SINGAPORE/NEW DELHI - An Indian woman whose gang rape in New Delhi triggered violent protests died of her injuries on Saturday in a Singapore hospital, bringing a security lockdown in Delhi and recognition from India's prime minister that social change is needed.
The Indian capital braced for a new wave of protests, closing metro stations and banning vehicles from the city center district where young activists had converged to demand improved women's rights. The news came in the early hours of the morning in India and there were no signs of protests as morning broke.

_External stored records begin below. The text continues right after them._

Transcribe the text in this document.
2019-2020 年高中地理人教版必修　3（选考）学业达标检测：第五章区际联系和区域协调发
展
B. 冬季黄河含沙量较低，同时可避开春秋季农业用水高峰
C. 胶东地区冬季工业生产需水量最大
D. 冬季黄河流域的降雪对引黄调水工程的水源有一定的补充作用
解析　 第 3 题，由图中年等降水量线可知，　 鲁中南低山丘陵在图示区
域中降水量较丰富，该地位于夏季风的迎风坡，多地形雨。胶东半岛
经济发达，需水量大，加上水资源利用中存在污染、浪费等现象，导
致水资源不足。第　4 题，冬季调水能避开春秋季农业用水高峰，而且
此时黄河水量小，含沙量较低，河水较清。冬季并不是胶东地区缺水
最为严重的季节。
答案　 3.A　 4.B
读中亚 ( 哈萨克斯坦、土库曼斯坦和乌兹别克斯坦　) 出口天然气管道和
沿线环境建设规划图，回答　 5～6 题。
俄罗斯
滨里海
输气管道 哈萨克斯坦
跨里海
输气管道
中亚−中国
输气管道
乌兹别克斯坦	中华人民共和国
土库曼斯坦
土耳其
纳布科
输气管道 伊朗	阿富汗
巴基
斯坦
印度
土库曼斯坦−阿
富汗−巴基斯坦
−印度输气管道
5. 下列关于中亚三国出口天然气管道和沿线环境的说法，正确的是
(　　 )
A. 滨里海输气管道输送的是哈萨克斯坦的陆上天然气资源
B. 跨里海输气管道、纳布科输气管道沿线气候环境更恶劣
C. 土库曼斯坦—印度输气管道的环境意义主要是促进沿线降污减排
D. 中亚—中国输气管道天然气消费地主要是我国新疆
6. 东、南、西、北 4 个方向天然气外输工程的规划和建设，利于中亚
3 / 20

The 23-year-old medical student, severely beaten, raped and thrown out of a moving bus in New Delhi two weeks ago, had been flown to Singapore in a critical condition by the Indian government on Thursday for specialist treatment.
"We are very sad to report that the patient passed away peacefully at 4:45 a.m. on Dec 29, 2012 (2045 GMT Friday). Her family and officials from the High Commission (embassy) of India were by her side," Mount Elizabeth Hospital Chief Executive Officer Kelvin Loh said in a statement.
Indian Prime Minister Manmohan Singh said in a statement he was deeply saddened by the death and described the emotions associated with her case as "perfectly understandable reactions from a young India and an India that genuinely desires change.
"It would be a true homage to her memory if we are able to channelize these emotions and energies into a constructive course of action."
Delhi's Chief Minister, Sheila Dikshit, expressed revulsion.
"It is a shameful moment for me not just as a chief minister but also as a citizen of this country," she said.
The woman, who has not been identified, and a male friend were returning home from the cinema by bus on the evening of December 16 when, media reports say, six men on the bus beat them with metal rods and repeatedly raped the woman. The reports say a rod was used in the rape, causing internal injuries. Both were thrown from the bus. The male friend survived the attack.
Singh's government has been battling criticism that it was tone-deaf to the outcry that followed the attack and was heavy handed in its response to the protests in the Indian capital.
Most rapes and other sex crimes in India go unreported and offenders are rarely punished, women's rights activists say. But the brutality of the December 16 assault sparked public outrage and calls for better policing and harsher punishment for rapists.